2012: A gunman with a semi-automatic rifle kills 20 first-graders and six educators at Sandy Hook Elementary School in Newtown, Conn., then commits suicide as police arrive.

Also on this day:

  • 1799: George Washington, the first president of the United States, dies at his Mount Vernon, Va., home at age 67.
  • 1819: Alabama joins the Union as the 22nd state.
  • 1911: Norwegian explorer Roald Amundsen and his team become the first men to reach the South Pole, beating out a British expedition led by Robert F. Scott.
  • 1916: President Woodrow Wilson vetoes an immigration measure aimed at preventing “undesirables” and anyone born in the “Asiatic Barred Zone” from entering the U.S. (Congress would override Wilson’s veto in Feb. 1917.)
  • 1962: The U.S. space probe Mariner 2 passes Venus at a distance of just over 21,000 miles, transmitting information about the planet, such as its hot surface temperatures and predominantly carbon dioxide atmosphere.
  • 1964: The U.S. Supreme Court, in Heart of Atlanta Motel v. United States, rules that Congress was within its authority to enforce the Civil Rights Act of 1964 against racial discrimination by private businesses (in this case, a motel that refused to cater to Blacks).
  • 1972: Apollo 17 astronauts Harrison Schmitt and Eugene Cernan conclude their third and final moonwalk and blast off for their rendezvous with the command module.
  • 1981: Israel annexes the Golan Heights, which it had seized from Syria in 1967.
  • 1985: Wilma Mankiller becomes the first woman to lead a major American Indian tribe as she takes office as principal chief of the Cherokee Nation of Oklahoma.

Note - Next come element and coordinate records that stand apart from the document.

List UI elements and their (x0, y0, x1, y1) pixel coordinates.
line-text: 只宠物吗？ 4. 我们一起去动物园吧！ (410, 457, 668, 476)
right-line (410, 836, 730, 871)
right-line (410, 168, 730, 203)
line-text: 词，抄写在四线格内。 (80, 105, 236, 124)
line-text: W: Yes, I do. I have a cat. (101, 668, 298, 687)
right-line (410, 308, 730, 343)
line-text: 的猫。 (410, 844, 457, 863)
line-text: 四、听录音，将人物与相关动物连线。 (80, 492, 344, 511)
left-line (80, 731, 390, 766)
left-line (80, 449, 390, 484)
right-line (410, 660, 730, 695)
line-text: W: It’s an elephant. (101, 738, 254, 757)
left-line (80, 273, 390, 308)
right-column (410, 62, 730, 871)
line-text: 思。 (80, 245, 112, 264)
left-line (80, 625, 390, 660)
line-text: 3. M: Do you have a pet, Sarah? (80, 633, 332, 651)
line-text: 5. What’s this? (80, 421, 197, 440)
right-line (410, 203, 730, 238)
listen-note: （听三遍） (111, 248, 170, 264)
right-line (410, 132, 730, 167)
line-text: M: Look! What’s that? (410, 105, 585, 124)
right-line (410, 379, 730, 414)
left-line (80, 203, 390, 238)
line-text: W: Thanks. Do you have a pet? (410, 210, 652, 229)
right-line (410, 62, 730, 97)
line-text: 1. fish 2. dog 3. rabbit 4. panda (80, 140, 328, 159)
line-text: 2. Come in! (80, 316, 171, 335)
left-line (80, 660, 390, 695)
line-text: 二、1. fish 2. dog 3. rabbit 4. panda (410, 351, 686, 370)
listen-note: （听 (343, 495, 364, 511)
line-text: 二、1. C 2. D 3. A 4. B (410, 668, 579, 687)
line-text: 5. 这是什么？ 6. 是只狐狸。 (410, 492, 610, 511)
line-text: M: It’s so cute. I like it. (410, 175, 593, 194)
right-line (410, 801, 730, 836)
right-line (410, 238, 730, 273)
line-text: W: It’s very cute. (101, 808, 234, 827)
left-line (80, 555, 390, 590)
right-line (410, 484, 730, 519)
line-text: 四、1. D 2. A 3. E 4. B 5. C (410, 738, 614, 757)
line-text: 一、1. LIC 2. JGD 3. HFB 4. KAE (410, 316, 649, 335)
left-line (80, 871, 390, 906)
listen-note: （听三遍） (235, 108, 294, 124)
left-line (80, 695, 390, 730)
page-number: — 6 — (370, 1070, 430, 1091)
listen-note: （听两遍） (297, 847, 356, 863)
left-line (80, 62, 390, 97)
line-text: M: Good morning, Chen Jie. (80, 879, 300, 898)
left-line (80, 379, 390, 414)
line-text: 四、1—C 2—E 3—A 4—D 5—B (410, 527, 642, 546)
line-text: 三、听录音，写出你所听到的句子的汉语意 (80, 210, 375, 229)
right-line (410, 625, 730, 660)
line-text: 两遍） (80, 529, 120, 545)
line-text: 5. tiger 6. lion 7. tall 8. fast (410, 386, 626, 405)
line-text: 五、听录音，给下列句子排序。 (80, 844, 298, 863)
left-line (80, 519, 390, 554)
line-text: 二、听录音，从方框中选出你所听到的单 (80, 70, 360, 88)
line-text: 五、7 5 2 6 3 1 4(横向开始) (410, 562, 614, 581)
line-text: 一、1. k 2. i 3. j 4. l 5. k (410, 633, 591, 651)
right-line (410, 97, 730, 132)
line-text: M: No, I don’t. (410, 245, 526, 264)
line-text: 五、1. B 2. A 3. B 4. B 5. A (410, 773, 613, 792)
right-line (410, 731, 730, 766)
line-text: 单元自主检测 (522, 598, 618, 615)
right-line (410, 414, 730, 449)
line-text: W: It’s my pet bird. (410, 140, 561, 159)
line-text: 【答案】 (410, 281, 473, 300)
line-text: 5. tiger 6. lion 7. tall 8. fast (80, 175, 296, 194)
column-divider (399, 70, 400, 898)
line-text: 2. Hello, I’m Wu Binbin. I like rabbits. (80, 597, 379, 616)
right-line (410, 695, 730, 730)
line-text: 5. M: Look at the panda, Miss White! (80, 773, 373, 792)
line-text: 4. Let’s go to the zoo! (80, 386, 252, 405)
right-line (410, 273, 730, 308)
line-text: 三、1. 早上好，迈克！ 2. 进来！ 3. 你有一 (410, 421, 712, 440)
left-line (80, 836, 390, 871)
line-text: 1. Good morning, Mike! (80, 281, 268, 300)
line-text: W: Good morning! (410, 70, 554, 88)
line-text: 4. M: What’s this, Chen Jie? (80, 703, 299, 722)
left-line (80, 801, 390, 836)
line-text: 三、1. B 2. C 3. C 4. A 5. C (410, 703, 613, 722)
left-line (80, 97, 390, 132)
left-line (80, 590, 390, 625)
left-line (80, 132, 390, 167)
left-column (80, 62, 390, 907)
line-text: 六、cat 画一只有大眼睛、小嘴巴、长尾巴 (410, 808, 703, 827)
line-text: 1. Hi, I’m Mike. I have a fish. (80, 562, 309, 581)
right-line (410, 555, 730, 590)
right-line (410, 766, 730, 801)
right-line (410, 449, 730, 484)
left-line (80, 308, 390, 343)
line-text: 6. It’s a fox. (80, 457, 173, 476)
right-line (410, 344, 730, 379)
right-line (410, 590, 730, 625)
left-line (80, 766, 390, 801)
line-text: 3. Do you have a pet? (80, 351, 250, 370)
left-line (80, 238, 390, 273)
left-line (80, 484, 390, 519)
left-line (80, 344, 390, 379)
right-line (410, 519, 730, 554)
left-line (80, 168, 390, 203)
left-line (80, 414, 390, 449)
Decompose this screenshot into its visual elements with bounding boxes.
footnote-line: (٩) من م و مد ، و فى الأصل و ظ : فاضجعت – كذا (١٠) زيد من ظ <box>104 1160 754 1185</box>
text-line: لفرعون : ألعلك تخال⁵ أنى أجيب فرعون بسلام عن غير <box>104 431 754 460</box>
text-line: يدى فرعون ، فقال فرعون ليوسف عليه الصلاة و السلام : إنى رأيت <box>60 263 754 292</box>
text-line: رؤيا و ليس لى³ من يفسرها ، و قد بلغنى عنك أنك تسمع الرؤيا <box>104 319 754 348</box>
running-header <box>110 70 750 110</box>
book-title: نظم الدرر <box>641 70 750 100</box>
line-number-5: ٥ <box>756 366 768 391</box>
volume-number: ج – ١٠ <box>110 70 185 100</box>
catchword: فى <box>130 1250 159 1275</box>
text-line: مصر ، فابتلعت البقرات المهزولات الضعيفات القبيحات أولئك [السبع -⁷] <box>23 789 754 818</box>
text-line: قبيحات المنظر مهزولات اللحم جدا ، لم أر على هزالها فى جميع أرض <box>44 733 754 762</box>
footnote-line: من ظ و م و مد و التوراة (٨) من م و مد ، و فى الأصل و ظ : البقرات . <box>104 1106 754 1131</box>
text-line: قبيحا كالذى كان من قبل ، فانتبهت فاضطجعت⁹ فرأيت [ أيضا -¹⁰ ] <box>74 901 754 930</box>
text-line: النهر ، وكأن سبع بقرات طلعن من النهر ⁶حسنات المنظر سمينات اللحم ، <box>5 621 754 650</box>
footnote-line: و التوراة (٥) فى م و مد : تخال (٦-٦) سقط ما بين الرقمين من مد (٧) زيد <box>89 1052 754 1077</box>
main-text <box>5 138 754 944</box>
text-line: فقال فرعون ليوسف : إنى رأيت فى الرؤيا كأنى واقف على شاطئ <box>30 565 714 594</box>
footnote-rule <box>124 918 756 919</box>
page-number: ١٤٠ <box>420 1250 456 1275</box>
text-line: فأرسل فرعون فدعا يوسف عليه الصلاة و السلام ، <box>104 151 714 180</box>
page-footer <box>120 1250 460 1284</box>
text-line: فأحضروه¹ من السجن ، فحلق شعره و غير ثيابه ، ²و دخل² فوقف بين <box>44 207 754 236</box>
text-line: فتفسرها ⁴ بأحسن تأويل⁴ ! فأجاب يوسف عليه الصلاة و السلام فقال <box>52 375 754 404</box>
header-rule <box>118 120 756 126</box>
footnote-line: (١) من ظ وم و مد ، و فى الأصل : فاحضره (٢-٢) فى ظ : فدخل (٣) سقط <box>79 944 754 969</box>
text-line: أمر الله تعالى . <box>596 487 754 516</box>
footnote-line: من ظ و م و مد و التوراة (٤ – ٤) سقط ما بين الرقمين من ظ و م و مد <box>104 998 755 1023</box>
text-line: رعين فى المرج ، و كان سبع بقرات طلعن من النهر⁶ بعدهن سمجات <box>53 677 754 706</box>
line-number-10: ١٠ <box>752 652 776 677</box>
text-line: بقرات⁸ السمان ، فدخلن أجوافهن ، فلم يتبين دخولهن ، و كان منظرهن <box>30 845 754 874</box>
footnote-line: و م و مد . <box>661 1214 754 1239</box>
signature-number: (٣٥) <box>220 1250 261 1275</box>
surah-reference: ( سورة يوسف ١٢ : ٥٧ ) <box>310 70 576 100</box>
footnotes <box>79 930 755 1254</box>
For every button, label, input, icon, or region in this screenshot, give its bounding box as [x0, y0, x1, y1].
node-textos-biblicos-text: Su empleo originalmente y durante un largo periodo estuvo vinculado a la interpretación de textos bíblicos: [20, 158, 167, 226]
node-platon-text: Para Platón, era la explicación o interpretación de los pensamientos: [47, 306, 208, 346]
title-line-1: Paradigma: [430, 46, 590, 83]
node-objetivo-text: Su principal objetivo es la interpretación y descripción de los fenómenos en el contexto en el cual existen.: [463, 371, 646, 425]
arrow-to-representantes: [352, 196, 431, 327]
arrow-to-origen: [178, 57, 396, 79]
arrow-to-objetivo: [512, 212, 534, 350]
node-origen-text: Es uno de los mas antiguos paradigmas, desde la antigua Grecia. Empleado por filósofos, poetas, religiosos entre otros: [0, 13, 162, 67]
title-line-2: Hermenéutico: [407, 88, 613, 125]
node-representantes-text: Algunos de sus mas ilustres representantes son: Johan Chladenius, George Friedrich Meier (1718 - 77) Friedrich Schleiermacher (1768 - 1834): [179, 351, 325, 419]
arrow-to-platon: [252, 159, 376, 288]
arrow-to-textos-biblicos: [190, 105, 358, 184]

  • 1985: Former New York Yankees outfielder Roger Maris, who’d hit 61 home runs during the 1961 season, dies in Houston at age 51.
  • 1986: The experimental aircraft Voyager, piloted by Dick Rutan and Jeana Yeager, takes off from Edwards Air Force Base in California on the first non-stop, non-refueled flight around the world.
  • 1988: President Reagan authorizes the U.S. to enter into a “substantive dialogue” with the Palestine Liberation Organization, after chairman Yasser Arafat said he was renouncing “all forms of terrorism.”
  • 2005: President George W. Bush defends his decision to wage the Iraq war, even as he acknowledges that “much of the intelligence turned out to be wrong.”
  • 2008: An Iraqi journalist hurls his shoes at President George W. Bush during a news conference in Baghdad; Bush ducks the flying footwear as they whiz past his head and landed against the wall behind him. 
  • 2013: China carries out the world’s first soft landing of a space probe on the moon in nearly four decades as the unmanned Chang’e 3 lander touched down on the lunar surface.
  • 2017: The Federal Communications Commission voted to repeal the Obama-era “net neutrality” rules, a move that gives internet service providers a free hand to slow or block specific websites and apps as they see fit, or charge more for faster speeds.